Der Auftritt des Chores unter der Leitung von Bruno Casoni ist erstaunlich, sowohl in der schönen Charakterisierung des beliebten Liedes als auch in den großen Ensembleszenen, insbesondere im Finale.

Der Protagonist Max von Michael König hat eine tiefe Stimme, ist stark gedämpft und spricht eher rau. Besser ist Julia Kleiters Agathe, eine Sopranistin von hervorragendem Können, die vor allem durch ihre lyrisch-intime Tiefe in der zweiten Arie begeistert, während sie in der Kavatine, obwohl mit durchgezogener Linie gesungen, mangels Ausdrucksschwierigkeiten auf sie stößt Tiefe.

Eva Libeau ist szenisch ein funkelndes Annchen, allerdings ist die Stimme sehr eingeschränkt und manchmal schwach, aber akzeptabel.
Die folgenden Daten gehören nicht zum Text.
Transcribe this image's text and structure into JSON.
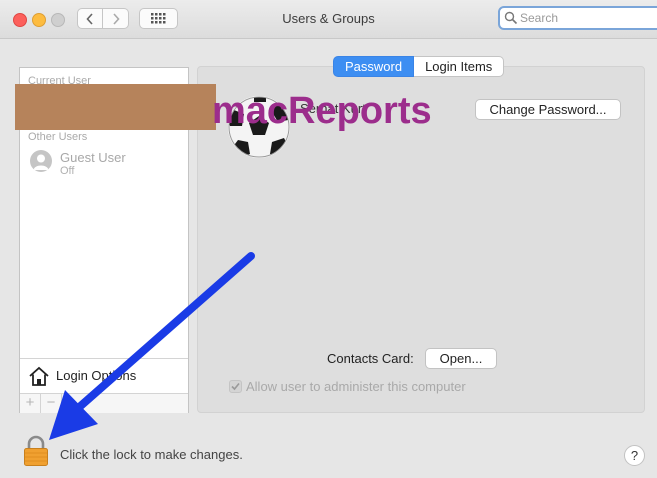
{
  "window": {
    "title": "Users & Groups",
    "search_placeholder": "Search"
  },
  "sidebar": {
    "current_user_label": "Current User",
    "other_users_label": "Other Users",
    "guest": {
      "name": "Guest User",
      "status": "Off"
    },
    "login_options_label": "Login Options",
    "add_symbol": "+",
    "remove_symbol": "−"
  },
  "tabs": [
    {
      "label": "Password",
      "active": true
    },
    {
      "label": "Login Items",
      "active": false
    }
  ],
  "user": {
    "name_partial": "Serhat Kurt"
  },
  "buttons": {
    "change_password": "Change Password...",
    "open": "Open..."
  },
  "contacts_card_label": "Contacts Card:",
  "admin_checkbox": {
    "label": "Allow user to administer this computer",
    "checked": true
  },
  "lock_text": "Click the lock to make changes.",
  "help_label": "?",
  "watermark": "macReports",
  "colors": {
    "accent": "#3d8ef2",
    "arrow": "#1a3be6",
    "redaction": "#b6835b",
    "watermark": "#9c2d8c",
    "lock": "#f0a030"
  }
}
Gunther Groissbock, Kaspar, ist ein beeindruckender Schauspieler, mephistophelisch und unterschmeichelnd, stimmlich hätte er auch die Voraussetzungen, um die Rolle relevant zu machen, aber technische Lücken bedeuten zuweilen eine grobe Emission und eine abgeschwächte hohe Lage.

Gut gemacht, Stephen Milling, der Einsiedler, kraftvolle und gut kalibrierte Stimme, Till von Orlowslys Killian präzise und brillant, Frank van Hoves Kuno professionell, Michael Kraus' Ottokar-Zusammenfassung.

Die Gruppe der vier Brautjungfern der Braut, bestehend aus Céline Mellon, Sara Rossini, Anna-Doris Capitelli und Mereike Jankowski, war sehr gut.

Das Publikum war während der Aufführung eher ruhig, am Ende jedoch aufmerksam und konnte einen guten Erfolg für das gesamte Ensemble feststellen.